Kaum sträusslich in die Seelen,
oder doch?
Gertrud, Frau von Tannern,
am See, wo weilt,
Heute ist!
Fliedermann


Franz-Günther von Goisenberg 



Helene von Tannern, eine Ahne von Goisenbergs guter Bekannten Gertrud von Tannern, schrieb uns folgende Zeilen:

In meiner nächtlichen Unruhe des nicht wiederkehrenden Schlafes trösteten mich die tiefsten Worte von Franz-Günther.

In meinen Recherchen in den Büchern meiner geliebten Vorahnen habe ich folgende Worte des Hedingers Heimatdichters gefunden.


Still

Gebrochenes Herz
Ach, wär ich da
Einst
Wiederkehrender Schmerz
Erst Vergeht
Beim Wiedersehen
Mein Fliederseen
Gestillt
Stillt
Still


Franz-Günther von Goisenberg


Holzskulptur "Fliedermann" vor Fliedersee-Windspiel


Aus dem Tagebuch von Goisenberg:


Montag 21. März, Knonau

Mit entschlossenem Schritt wanderte ich in Richtung Fliedersee. Im Moment befand ich mich im Wald bei Knonau. Irgendwie verspürte ich den Drang zurückzukehren.

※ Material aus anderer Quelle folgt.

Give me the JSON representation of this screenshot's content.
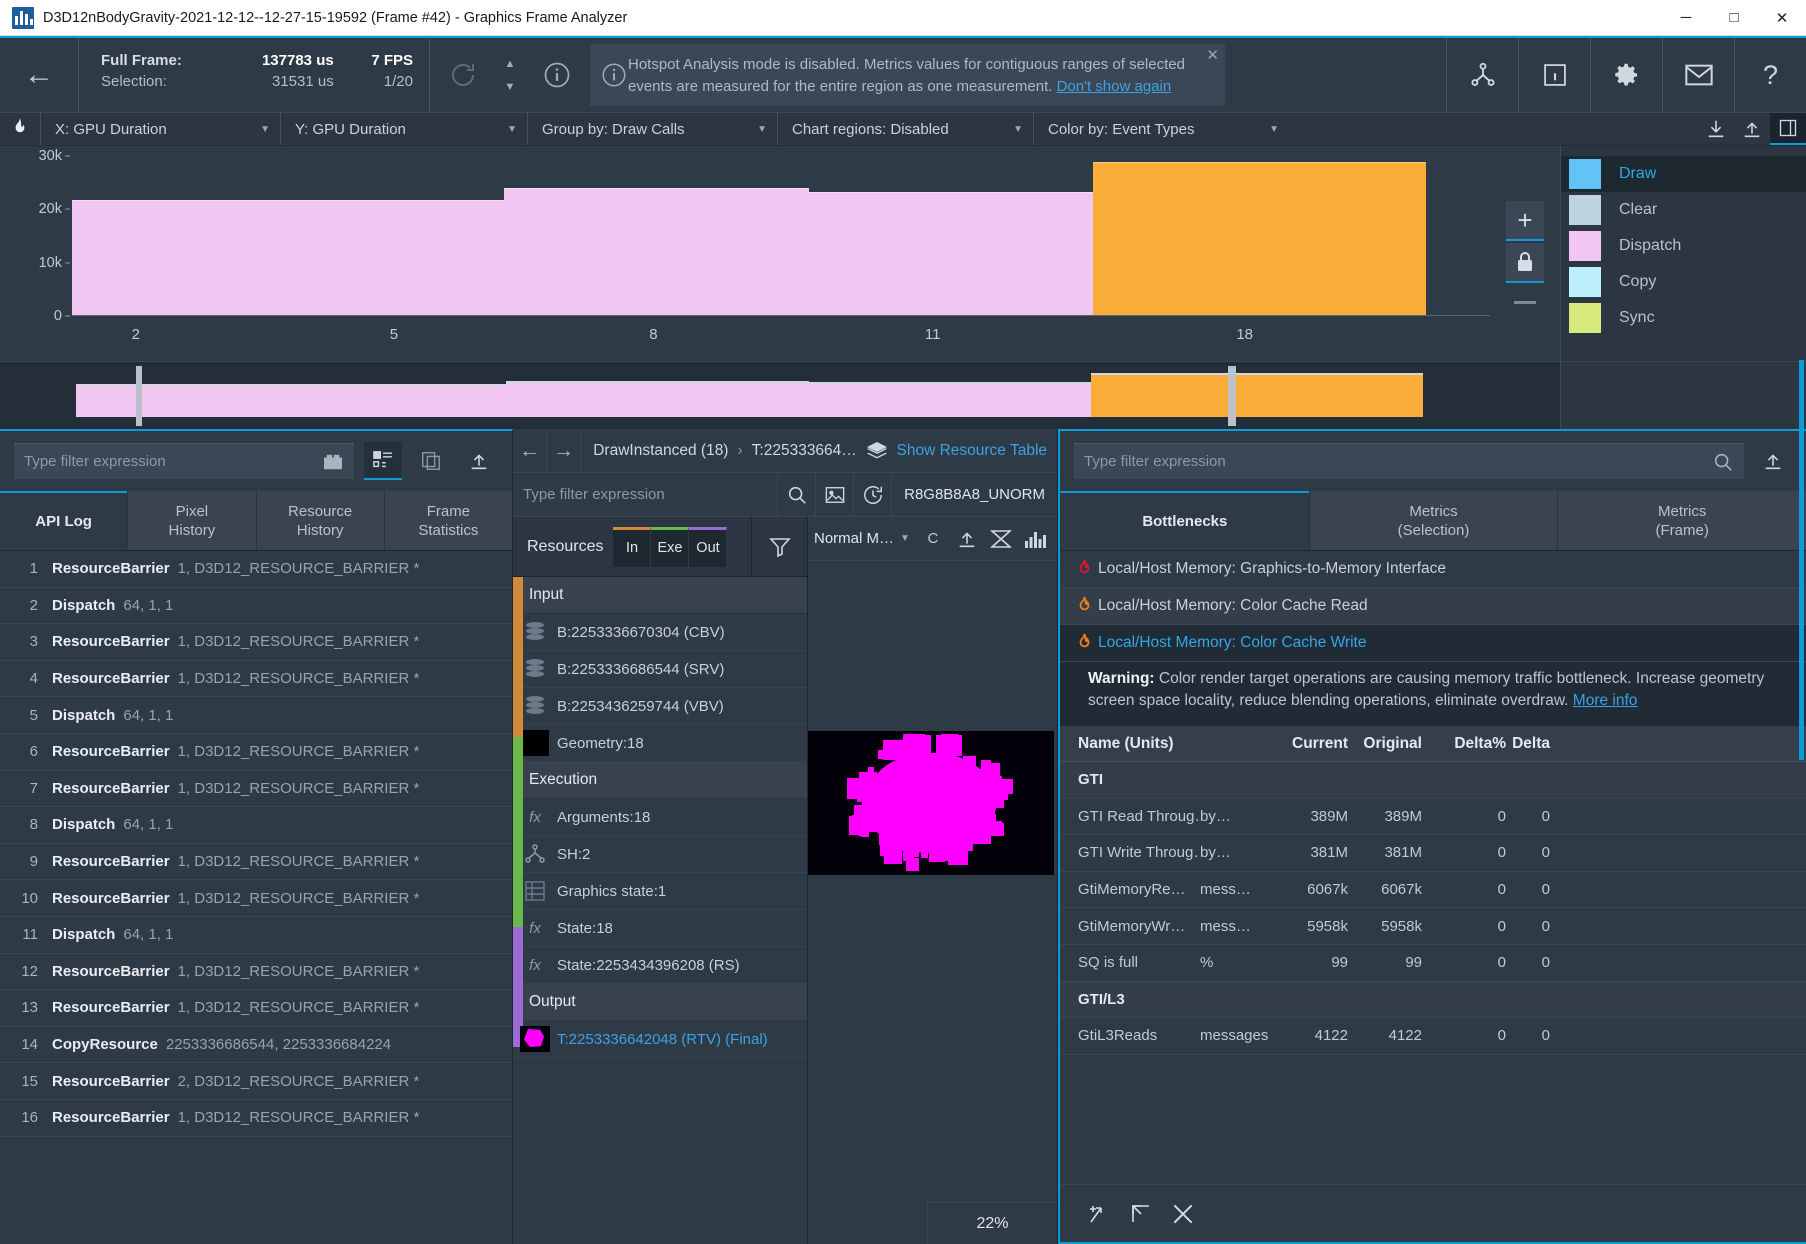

Ich wusste nicht warum, doch ich folgte meinem Herzen. Also hatte ich meine Sachen gepackt, um in das Dorf Hedingen zu wandern. Die Blätter rauschten im Wind und ich genoss das herrliche Sonnenlicht, welches durch das Blätterdach sickerte. Ich lauschte den Stimmen der Vögel. Wie schön sie sangen! Ein Anlass um mich nieder zu lassen und meinen Gedanken freien Lauf zu lassen. Mit der Feder in der Hand und dem Tintenfass, welches ich immer dabei hatte, begann ich zu schreiben.

Vogel Federtier
Dein Gesang
Mein Herz
Ach könnte ich doch fliegen
Mich in die Lüfte erheben
Stolz

Befreit setzte ich meine Reise fort. Am Abend erreichte ich Mettmenstetten. Dort übernachtete ich in einer Gaststätte.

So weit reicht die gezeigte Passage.